Though I’m a writing teacher, I am not a grammar maven, much less a member of the grammar police. When I work on student writing and must pretend to be a grammar maven I do so with reference books within reach. Hard copy dictionaries (Merriam Webster, American Heritage) usually get the job done. I also keep a few bookmarked sites open on the computer: Chicago Manual of Style Q & A, Purdue University’s Owl, Urban Dictionary, and a few others. Pain in the English is a fun and also aggravating site that I only occasionally refer to because I usually end up disappearing for long stretches of time when I go there, but it’s a useful one that often stays my fledgling maven hand because of the range of opinions weighing in on such things as “Use of ‘their’ as a genderless singular,” one of today’s topics.
The site’s mission is listed at the very top of each page: “Forum for the Gray Areas of the English Language.” Well, that’s nice. Then when one reads on one sees: “Because meaning is fundamentally indeterminate.”
Now that’s some meat to chew on. All you children’s book writers out there: How does this apply to what we do? Discuss!
MarshaQ, getting reading for summer residency.
Marsha,
Yes – your method sounds about right. Actually, one of the best packets I ever got back was the second one in my first semester – it was great (in retrospect, not so much at the time) because the *other* Marsha said that she wasn't going to give me any line edits on my essay – but asked me to do it myself and revise. At first I freaked out, but then ref. books in hand – I did it. It wasn't THAT bad, and it taught me a valuable self-editing lesson: if you're not sure, look it up. And YOU nailed that home when I worked with you on my crit. thesis … thank goodness for Grammar Girl and Hacker's Writer's Reference and advisors like *the Marshas*…
I'm all for clarity, and I find my students who are bad at grammar actually don't realise how hard it is to read their stories when the grammar is poor. It's not even about being pedantic with apostrophes (I can do that anytime!), it's that their meaning is unclear, their style is all over the place and their voice is "foggy". Sentence mastery is no bad thing.
Strunk and White's Elements of Style has been my go-to since high school. (And yes, that's E.B. White … my hero.) Also very helpful is my old copy of the Little, Brown Handbook which I used in Dr. Jewett's class and actually took notes inside the book, and it is still amazingly helpful.
I still have a long way to go on the grammar front. Last night I read through the line-edits Jane made on my papers first semester and she was always trying to get me to fix my pronoun references (I'd use those/these/them/etc. without pointing the pronouns at anything in the sentence) and she must have written "pro ref!!" a zillion times. Pronoun references still give me unmitigated hell today. Also I have not been able to untangle "lay/lie," though Lord knows I have analyzed their declensions to death.

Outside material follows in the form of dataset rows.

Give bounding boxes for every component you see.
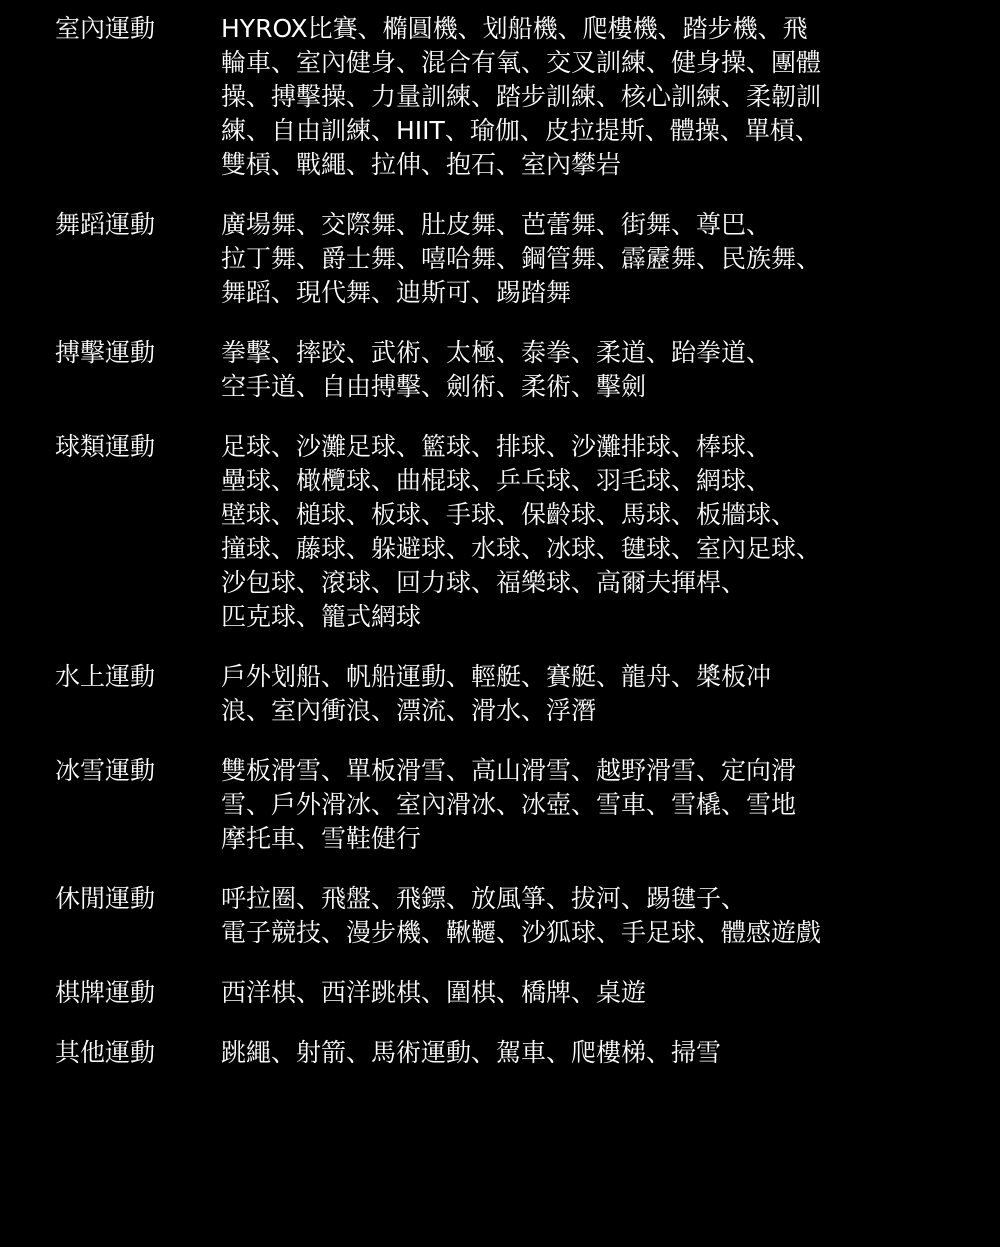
category-label: 休閒運動: [0, 882, 220, 916]
items-line: HYROX比賽、橢圓機、划船機、爬樓機、踏步機、飛: [221, 12, 901, 46]
category-items: 雙板滑雪、單板滑雪、高山滑雪、越野滑雪、定向滑 雪、戶外滑冰、室內滑冰、冰壺、雪…: [221, 754, 901, 856]
category-row-indoor: 室內運動 HYROX比賽、橢圓機、划船機、爬樓機、踏步機、飛 輪車、室內健身、混…: [0, 12, 1000, 182]
items-line: 舞蹈、現代舞、迪斯可、踢踏舞: [221, 276, 901, 310]
items-line: 電子競技、漫步機、鞦韆、沙狐球、手足球、體感遊戲: [221, 916, 901, 950]
category-label: 其他運動: [0, 1036, 220, 1070]
items-line: 拉丁舞、爵士舞、嘻哈舞、鋼管舞、霹靂舞、民族舞、: [221, 242, 901, 276]
items-line: 雙板滑雪、單板滑雪、高山滑雪、越野滑雪、定向滑: [221, 754, 901, 788]
category-label: 舞蹈運動: [0, 208, 220, 242]
items-line: 壘球、橄欖球、曲棍球、乒乓球、羽毛球、網球、: [221, 464, 901, 498]
items-line: 操、搏擊操、力量訓練、踏步訓練、核心訓練、柔韌訓: [221, 80, 901, 114]
items-line: 沙包球、滾球、回力球、福樂球、高爾夫揮桿、: [221, 566, 901, 600]
category-items: 呼拉圈、飛盤、飛鏢、放風箏、拔河、踢毽子、 電子競技、漫步機、鞦韆、沙狐球、手足…: [221, 882, 901, 950]
category-row-leisure: 休閒運動 呼拉圈、飛盤、飛鏢、放風箏、拔河、踢毽子、 電子競技、漫步機、鞦韆、沙…: [0, 882, 1000, 950]
items-line: 空手道、自由搏擊、劍術、柔術、擊劍: [221, 370, 901, 404]
category-label: 球類運動: [0, 430, 220, 464]
category-row-water: 水上運動 戶外划船、帆船運動、輕艇、賽艇、龍舟、槳板冲 浪、室內衝浪、漂流、滑水…: [0, 660, 1000, 728]
category-items: HYROX比賽、橢圓機、划船機、爬樓機、踏步機、飛 輪車、室內健身、混合有氧、交…: [221, 12, 901, 182]
items-line: 輪車、室內健身、混合有氧、交叉訓練、健身操、團體: [221, 46, 901, 80]
items-line: 浪、室內衝浪、漂流、滑水、浮潛: [221, 694, 901, 728]
items-line: 摩托車、雪鞋健行: [221, 822, 901, 856]
category-items: 戶外划船、帆船運動、輕艇、賽艇、龍舟、槳板冲 浪、室內衝浪、漂流、滑水、浮潛: [221, 660, 901, 728]
category-row-combat: 搏擊運動 拳擊、摔跤、武術、太極、泰拳、柔道、跆拳道、 空手道、自由搏擊、劍術、…: [0, 336, 1000, 404]
items-line: 撞球、藤球、躲避球、水球、冰球、毽球、室內足球、: [221, 532, 901, 566]
items-line: 練、自由訓練、HIIT、瑜伽、皮拉提斯、體操、單槓、: [221, 114, 901, 148]
category-row-snow-ice: 冰雪運動 雙板滑雪、單板滑雪、高山滑雪、越野滑雪、定向滑 雪、戶外滑冰、室內滑冰…: [0, 754, 1000, 856]
items-line: 雪、戶外滑冰、室內滑冰、冰壺、雪車、雪橇、雪地: [221, 788, 901, 822]
items-line: 跳繩、射箭、馬術運動、駕車、爬樓梯、掃雪: [221, 1036, 901, 1070]
items-line: 匹克球、籠式網球: [221, 600, 901, 634]
category-items: 拳擊、摔跤、武術、太極、泰拳、柔道、跆拳道、 空手道、自由搏擊、劍術、柔術、擊劍: [221, 336, 901, 404]
category-items: 西洋棋、西洋跳棋、圍棋、橋牌、桌遊: [221, 976, 901, 1010]
items-line: 雙槓、戰繩、拉伸、抱石、室內攀岩: [221, 148, 901, 182]
sport-category-list: 室內運動 HYROX比賽、橢圓機、划船機、爬樓機、踏步機、飛 輪車、室內健身、混…: [0, 12, 1000, 1096]
category-items: 足球、沙灘足球、籃球、排球、沙灘排球、棒球、 壘球、橄欖球、曲棍球、乒乓球、羽毛…: [221, 430, 901, 634]
category-row-dance: 舞蹈運動 廣場舞、交際舞、肚皮舞、芭蕾舞、街舞、尊巴、 拉丁舞、爵士舞、嘻哈舞、…: [0, 208, 1000, 310]
items-line: 西洋棋、西洋跳棋、圍棋、橋牌、桌遊: [221, 976, 901, 1010]
category-label: 冰雪運動: [0, 754, 220, 788]
category-label: 搏擊運動: [0, 336, 220, 370]
category-label: 室內運動: [0, 12, 220, 46]
category-items: 跳繩、射箭、馬術運動、駕車、爬樓梯、掃雪: [221, 1036, 901, 1070]
items-line: 壁球、槌球、板球、手球、保齡球、馬球、板牆球、: [221, 498, 901, 532]
items-line: 戶外划船、帆船運動、輕艇、賽艇、龍舟、槳板冲: [221, 660, 901, 694]
category-row-ball: 球類運動 足球、沙灘足球、籃球、排球、沙灘排球、棒球、 壘球、橄欖球、曲棍球、乒…: [0, 430, 1000, 634]
items-line: 呼拉圈、飛盤、飛鏢、放風箏、拔河、踢毽子、: [221, 882, 901, 916]
category-row-board-card: 棋牌運動 西洋棋、西洋跳棋、圍棋、橋牌、桌遊: [0, 976, 1000, 1010]
items-line: 足球、沙灘足球、籃球、排球、沙灘排球、棒球、: [221, 430, 901, 464]
items-line: 拳擊、摔跤、武術、太極、泰拳、柔道、跆拳道、: [221, 336, 901, 370]
category-label: 水上運動: [0, 660, 220, 694]
items-line: 廣場舞、交際舞、肚皮舞、芭蕾舞、街舞、尊巴、: [221, 208, 901, 242]
category-row-other: 其他運動 跳繩、射箭、馬術運動、駕車、爬樓梯、掃雪: [0, 1036, 1000, 1070]
category-label: 棋牌運動: [0, 976, 220, 1010]
category-items: 廣場舞、交際舞、肚皮舞、芭蕾舞、街舞、尊巴、 拉丁舞、爵士舞、嘻哈舞、鋼管舞、霹…: [221, 208, 901, 310]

I look at grammar the way a mechanic looks at an engine. If you can take the sentence apart and know which parts fit into what, you can reassemble the sentence and make it run much more smoothly.
When I was in journalism school, we had a Writing and editing lab class that met for three hours at a time, three days a week. We focused on sentence structure, grammar, word choice, and there were even spelling tests! Nine hours of that a week will really drill into a person where to put the commas. But the rules are always changing, so I still look things up at all the sites you mentioned. Plus, different publishers even have variations on style. As long as it's clear in the end.
Oh, man… "Meaning is fundamentally indeterminate…" Damn straight. Sure there are "rules." But, as Cheryl and the other Inkpot peeps mention, once the rules are "drilled into you," you can create new meanings–recycling the old and steady into meaning that's startling new. And, boy does that "indeterminate" line carry me back to late night grad-school vino sessions with Fouccoult, Derridas, et al and their drivel…I mean, fascinating discourse! Above all, there's a case to be made in favor of the indeterminate. Meaning comes from the transaction between writer and reader and text–so "meaning" (whatever that is) is ever-changing, as each new reader approaches the same text, taking bits and parts for herself and discarding the rest–and ultimately carrying away her own meaning–one that will resonate with some, shock others, or fizzle faster than the Holmes/Cruise marriage (Spoiler Alert). And then that meaning will build upon the last discovered meaning, and all future meanings, in a living, fluid, never static tapestry of the objective and subjective. In short, "Meaning is fundamentally indeterminate."
Until the next reader approaches the text, absorbs it, creates new meanings, (lather, rinse, repeat). Or, have we found nothing at all? Well, meaning or not, it's all grey to me… (Obviously, I'm due another round of Ellipsis Anonymous). Cool post, MQ! See y'all @ Res.